Breast cancer is the most common type of cancer and the second most common cause of death. Influential and widely accepted breast cancer prevention strategies are still elusive. Aspirin and other nonsteroidal anti-inflammatory drugs, such as ibuprofen, are frequently recommended to treat fever, pain, and inflammation. Studies have shown that these medications also have anticancer effects.

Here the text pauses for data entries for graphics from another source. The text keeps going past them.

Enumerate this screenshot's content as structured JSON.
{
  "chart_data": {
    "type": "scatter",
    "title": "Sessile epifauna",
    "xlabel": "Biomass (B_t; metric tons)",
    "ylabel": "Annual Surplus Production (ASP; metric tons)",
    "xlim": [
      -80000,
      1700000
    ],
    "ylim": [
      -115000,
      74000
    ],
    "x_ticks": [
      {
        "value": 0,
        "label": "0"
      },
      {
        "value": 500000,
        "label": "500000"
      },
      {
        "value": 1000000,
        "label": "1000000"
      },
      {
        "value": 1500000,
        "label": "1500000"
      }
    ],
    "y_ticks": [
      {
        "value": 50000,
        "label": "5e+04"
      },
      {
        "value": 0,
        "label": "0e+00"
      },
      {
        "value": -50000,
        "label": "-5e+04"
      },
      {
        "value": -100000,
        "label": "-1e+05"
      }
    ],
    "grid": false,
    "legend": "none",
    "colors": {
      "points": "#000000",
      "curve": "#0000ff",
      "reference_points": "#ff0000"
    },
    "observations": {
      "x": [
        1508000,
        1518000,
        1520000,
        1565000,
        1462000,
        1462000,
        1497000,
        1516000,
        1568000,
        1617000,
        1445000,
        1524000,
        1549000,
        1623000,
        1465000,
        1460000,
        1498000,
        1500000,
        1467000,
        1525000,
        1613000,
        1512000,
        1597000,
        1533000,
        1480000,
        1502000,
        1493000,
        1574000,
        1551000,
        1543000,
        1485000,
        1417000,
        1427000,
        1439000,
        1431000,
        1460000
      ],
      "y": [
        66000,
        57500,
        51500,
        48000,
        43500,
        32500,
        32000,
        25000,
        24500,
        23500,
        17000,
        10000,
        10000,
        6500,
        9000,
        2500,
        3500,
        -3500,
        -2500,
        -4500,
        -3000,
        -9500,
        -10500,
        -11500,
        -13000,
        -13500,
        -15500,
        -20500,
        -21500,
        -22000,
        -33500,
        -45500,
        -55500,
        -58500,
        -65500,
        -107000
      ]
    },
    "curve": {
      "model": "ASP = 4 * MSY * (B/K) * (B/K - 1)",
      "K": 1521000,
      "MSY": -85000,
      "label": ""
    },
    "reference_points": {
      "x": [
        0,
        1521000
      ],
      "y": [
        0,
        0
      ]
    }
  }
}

A key target of tumor-targeted therapy has been discovered in recent years, and it is the PI3K/AKT/mTOR signalling pathway. In order for tumour cells to proliferate, develop, migrate, and survive, the PI3K/AKT/mTOR signalling system is essential. So, using in silico analysis, we chose to determine whether the NSAID Diclofenac and other phytochemicals have anticancer properties and also act as PI3K/AKT/mTOR inhibitors. We conducted docking analyses for the drugs diclofenac, piperine, naringin, eugenol, d-limonene, cinnamaldehyde, and curcumin versus the FDA-approved AKT/PI3K and mTOR inhibitors alpelisib, rapamycin, and afuresertib. Both bioactivity and ADMET profiling were done for these drugs. We concluded from our in silico analysis that diclofenac, d- limonene, and piperine do not contradict any of Lipinski’s rules and can be effective AKT/PI3K/mTOR inhibitors.